Jessica Rush (born December 23, 1980) is an American actress and singer. She won the Joseph Jefferson Award in 2014 for her performance in Gypsy at the Chicago Shakespeare Theater.

==Early life==
Born in Beaumont, Texas, the daughter of performers Ken and Sara Rush, Jessica made her stage debut at the age of ten weeks opposite her father as Motel and Tzeitel's child in Fiddler on the Roof. Her childhood was spent sharing the boards with her parents all across SE Texas. When she was a teenager, the Rush family moved to Orlando, Florida, where she soon went to work for Disney and Nickelodeon on camera, in the parks; where she portrayed Belle in Disney World's production of Beauty and the Beast, and with Disney Cruise Lines.

==National/regional tours==
Rush played Sophie in the first U.S. national tour of Mamma Mia!, Martha Cratchit in the national tour of A Christmas Carol, and the title role in Cinderella opposite Eartha Kitt. She lived in Los Angeles for a stint, where she originated the role of Anna in the world premiere of Pilgrim. She also created the role of Lucie Manette in the 2007 world premiere of A Tale of Two Cities, by Jill Santoriello in Sarasota, Florida. She did not join the Broadway cast for Tales short run on Broadway. Rush played Louise in Gypsy at the Chicago Shakespeare Theater, and won the Joseph Jefferson Award in 2014 for her performance.

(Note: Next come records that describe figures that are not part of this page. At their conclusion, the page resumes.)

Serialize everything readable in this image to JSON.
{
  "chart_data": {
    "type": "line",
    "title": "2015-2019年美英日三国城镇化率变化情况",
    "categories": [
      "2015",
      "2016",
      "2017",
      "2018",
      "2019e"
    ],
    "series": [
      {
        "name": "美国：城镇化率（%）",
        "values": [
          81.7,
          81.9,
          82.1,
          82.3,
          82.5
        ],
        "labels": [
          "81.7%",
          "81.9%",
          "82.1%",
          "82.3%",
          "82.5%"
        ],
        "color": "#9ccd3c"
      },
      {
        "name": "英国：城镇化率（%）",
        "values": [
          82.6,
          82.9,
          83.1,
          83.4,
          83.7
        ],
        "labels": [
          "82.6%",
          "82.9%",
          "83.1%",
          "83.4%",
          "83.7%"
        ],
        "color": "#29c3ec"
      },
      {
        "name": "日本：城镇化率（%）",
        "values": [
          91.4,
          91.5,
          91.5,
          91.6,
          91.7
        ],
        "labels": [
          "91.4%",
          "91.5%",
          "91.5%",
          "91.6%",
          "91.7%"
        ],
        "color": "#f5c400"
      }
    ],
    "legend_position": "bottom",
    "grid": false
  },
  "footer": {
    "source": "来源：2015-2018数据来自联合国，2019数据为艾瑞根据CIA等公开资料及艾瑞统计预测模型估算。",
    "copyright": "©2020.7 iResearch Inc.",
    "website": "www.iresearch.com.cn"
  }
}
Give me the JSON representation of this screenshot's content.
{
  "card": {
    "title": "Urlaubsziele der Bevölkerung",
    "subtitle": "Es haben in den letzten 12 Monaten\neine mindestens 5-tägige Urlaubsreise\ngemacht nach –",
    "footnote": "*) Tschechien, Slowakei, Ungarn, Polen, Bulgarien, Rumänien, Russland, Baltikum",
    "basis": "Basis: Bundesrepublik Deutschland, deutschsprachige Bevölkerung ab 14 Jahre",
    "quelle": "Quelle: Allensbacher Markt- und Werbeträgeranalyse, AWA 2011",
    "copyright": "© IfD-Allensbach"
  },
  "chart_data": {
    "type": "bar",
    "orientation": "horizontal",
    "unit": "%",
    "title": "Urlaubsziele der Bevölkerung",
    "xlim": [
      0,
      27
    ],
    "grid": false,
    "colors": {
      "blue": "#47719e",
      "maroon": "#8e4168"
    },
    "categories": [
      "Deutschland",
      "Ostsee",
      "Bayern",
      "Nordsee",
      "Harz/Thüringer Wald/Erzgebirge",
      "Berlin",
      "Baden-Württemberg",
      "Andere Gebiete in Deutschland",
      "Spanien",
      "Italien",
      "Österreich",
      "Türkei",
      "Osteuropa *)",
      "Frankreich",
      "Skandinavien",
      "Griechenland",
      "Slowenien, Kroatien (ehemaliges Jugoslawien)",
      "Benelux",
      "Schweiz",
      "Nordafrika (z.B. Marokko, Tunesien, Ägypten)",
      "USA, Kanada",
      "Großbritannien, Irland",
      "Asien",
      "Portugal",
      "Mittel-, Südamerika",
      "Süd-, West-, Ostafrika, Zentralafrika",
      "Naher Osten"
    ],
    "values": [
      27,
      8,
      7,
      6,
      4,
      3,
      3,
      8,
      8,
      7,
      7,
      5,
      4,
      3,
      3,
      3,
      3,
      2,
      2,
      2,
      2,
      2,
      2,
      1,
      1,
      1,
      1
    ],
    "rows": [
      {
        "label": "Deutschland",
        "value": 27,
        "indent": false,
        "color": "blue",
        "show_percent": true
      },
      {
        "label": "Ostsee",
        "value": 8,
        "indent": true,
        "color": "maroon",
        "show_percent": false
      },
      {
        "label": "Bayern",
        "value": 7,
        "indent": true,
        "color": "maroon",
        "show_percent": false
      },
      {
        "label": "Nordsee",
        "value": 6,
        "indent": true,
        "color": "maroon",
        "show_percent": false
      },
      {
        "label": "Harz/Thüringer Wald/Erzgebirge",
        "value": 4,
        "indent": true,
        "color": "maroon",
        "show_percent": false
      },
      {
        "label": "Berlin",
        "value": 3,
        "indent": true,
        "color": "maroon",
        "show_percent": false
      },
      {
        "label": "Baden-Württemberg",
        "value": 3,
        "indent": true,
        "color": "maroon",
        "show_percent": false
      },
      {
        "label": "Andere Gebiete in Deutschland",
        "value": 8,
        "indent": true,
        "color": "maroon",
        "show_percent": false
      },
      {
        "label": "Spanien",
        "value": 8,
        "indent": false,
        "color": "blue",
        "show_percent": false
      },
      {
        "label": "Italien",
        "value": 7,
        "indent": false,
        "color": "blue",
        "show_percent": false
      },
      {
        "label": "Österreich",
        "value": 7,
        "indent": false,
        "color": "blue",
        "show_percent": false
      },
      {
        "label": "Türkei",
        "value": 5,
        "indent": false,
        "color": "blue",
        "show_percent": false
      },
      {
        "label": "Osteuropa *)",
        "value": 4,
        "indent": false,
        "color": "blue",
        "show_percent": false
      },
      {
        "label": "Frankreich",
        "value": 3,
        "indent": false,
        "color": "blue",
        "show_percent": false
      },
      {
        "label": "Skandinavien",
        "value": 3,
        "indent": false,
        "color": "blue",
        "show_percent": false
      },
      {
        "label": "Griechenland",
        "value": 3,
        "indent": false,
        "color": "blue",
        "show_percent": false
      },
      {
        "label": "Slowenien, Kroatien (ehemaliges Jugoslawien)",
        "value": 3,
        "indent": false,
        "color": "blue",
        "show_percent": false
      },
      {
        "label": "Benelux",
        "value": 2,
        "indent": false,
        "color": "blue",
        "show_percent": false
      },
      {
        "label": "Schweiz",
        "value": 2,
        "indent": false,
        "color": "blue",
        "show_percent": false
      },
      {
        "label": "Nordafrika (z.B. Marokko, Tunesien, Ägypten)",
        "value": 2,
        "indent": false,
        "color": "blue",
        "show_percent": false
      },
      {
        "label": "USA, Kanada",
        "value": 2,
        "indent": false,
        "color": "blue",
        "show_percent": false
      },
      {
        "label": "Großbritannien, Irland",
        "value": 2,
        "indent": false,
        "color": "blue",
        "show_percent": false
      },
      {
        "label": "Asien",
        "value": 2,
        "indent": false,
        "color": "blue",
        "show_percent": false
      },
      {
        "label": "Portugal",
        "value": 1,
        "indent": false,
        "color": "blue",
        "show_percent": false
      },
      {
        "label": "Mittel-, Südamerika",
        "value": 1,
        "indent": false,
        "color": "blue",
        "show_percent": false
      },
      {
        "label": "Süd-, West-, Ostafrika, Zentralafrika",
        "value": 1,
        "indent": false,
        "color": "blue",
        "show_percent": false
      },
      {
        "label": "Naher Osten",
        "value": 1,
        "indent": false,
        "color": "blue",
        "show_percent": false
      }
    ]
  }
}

==Broadway and off-Broadway==
Rush was seen Off-Broadway at the City Center's Encores! as Renee in the pre-Broadway production of Gypsy opposite Patti LuPone, Boyd Gaines, Laura Benanti and Leigh Ann Larkin. In March 2008, she joined the original Broadway revival cast of that company and was the standby for "Louise" under Benanti, a role which she performed several times. Also on Broadway, Rush appeared in the 2009 revival of Guys and Dolls. Rush portrayed Lorraine in Jersey Boys at the August Wilson Theatre, and was in the final cast when it closed its eleven-year run on Broadway. From 2019 to 2022, Rush starred as Rhonda in the Broadway production of Tina: The Musical.

==Television==
Rush appeared on White Collar. She was featured on the Showtime series Billions.

== Personal life ==
Jessica Rush is married to Broadway actor Eric Anderson, and has a daughter named Elliot.